Hanau und der sog. Kampf gegen Rechts

Zu Tathergang, Täter(n), eventuellen sonstigen Verantwortlichen sind einige größere Fragen bisher offen. Der Generalbundesanwalt, Frank, hat sich dementsprechend vorsichtig geäußert.

Klar allerdings ist, dass jetzt auf manchen Plattformen öffentlich verstärkter „Kampf gegen Rechts“ gefordert wird.

Weniger klar jedoch ist wiederum, was damit gemeint ist, was das mit den Morden in Hanau zu tun haben soll und wie ein derartiger Kampf eigentlich dazu beitragen soll, solche Verbrechen zukünftig zu verhindern.

Mit dieser Losung scheint mir eher ein Versuch verbunden zu sein, die aktuellen politischen Auseinandersetzungen um die Erschütterung des bisherigen deutschen Parteiensystems, auch um die zukünftige Führung der CDU in eine bestimmte Richtung zu drehen.

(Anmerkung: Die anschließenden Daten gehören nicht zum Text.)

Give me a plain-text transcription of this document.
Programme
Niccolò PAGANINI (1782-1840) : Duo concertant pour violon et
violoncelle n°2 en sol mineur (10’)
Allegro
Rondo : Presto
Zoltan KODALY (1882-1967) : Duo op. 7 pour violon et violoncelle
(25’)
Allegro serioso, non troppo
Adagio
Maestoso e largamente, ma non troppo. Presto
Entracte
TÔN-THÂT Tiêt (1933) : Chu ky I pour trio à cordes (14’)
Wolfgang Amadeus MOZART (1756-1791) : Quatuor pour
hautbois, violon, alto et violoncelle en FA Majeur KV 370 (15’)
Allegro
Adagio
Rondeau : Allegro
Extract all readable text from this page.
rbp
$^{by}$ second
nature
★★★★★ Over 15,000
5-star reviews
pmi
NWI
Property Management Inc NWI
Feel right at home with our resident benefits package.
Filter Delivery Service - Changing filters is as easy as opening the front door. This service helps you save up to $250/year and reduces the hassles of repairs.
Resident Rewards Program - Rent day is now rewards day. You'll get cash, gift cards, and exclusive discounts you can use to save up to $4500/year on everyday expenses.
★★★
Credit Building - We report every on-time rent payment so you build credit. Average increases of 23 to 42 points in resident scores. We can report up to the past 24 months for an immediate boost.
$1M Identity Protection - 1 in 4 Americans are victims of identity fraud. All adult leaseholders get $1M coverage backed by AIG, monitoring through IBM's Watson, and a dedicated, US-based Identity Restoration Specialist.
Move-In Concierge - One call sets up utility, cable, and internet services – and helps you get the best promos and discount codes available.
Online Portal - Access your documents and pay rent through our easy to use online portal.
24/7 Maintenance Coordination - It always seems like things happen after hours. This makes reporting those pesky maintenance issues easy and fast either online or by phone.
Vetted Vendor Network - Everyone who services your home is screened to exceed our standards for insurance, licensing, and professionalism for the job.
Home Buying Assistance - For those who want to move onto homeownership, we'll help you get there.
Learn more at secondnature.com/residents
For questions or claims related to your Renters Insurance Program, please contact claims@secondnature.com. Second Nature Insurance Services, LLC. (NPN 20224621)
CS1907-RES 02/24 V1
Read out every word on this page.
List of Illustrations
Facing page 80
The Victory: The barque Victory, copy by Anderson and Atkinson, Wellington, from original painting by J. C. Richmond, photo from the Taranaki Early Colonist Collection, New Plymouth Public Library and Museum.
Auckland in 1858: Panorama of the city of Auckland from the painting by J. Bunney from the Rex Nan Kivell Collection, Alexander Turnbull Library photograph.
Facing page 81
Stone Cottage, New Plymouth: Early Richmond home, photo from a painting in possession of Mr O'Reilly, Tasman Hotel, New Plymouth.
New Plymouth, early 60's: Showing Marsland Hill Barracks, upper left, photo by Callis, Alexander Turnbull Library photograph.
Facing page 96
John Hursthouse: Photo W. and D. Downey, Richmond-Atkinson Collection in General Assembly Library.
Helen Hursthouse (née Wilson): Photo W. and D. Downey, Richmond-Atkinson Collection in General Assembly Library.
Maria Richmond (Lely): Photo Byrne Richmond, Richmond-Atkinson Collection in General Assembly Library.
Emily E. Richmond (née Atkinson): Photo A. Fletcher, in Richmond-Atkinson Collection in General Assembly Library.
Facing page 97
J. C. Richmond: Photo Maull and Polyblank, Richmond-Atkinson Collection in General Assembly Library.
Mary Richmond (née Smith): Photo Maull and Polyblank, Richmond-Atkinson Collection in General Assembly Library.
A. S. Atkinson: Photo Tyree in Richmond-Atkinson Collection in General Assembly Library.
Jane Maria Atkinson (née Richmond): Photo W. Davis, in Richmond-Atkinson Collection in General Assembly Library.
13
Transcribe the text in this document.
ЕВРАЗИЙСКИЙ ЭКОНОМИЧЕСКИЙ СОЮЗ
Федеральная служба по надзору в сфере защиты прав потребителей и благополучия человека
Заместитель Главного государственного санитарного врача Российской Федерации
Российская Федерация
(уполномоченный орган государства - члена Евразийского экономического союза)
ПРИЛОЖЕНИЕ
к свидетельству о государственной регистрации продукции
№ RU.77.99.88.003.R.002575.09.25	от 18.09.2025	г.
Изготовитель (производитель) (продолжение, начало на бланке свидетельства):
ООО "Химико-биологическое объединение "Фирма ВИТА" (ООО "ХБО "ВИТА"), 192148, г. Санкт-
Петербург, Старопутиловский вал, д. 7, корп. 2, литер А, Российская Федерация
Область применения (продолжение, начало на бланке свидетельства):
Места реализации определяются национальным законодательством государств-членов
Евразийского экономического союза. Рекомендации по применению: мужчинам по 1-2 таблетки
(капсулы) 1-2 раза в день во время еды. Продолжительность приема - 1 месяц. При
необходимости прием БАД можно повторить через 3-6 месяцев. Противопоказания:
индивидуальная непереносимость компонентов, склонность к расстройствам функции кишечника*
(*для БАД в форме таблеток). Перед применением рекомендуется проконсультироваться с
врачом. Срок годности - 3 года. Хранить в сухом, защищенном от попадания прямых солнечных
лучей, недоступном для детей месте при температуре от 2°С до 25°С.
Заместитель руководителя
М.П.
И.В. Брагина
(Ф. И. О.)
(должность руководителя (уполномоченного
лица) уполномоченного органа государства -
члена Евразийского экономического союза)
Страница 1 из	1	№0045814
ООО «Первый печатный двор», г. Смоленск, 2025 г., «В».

Damit verbinden sich bedeutende Bausteine der internationalen Stellung Deutschlands und damit der gesamten EU.

Die Frage des Verhältnisses zur AfD nimmt derzeit nun und erst recht seit „Hanau“  propagandistisch eine herausgehobene Stellung ein; ob zu Recht, das ist allerdings die Frage.

Kann denn ein derart zusammengewürfelter programmloser Haufen von politischen Hasardeuren, Schauspielern, ein paar Wertkonservativen, daneben einigen Nazis und Halbnazis, jedenfalls lauter Rückwartsgewandten und jeder fundierten Auseinandersetzung mit dem kapitalistischen System Abgewandten, dazu ein Wählerpotential, das hauptsächlich aus enttäuschten politisch Ahnungslosen besteht, die Orientierungshöhe für das Verhalten des gesamten offiziellen deutschen politischen Spektrums abgeben?

Oder messe ich hier einem Akt der Kriminalität wie in Hanau und dem damit verbundenen medialen Getöse, die besser als kurzfristige politischen Verkrampfung zu werten wären, zu viel Bedeutung bei?

Den politischen Zusammenhang, der sich mir in den letzten Tagen aufdrängt, möchte ich im Folgenden trotz solcher Bedenken doch etwas näher beschreiben; vielleicht lässt sich daraus doch etwas an politischer Einsicht ziehen.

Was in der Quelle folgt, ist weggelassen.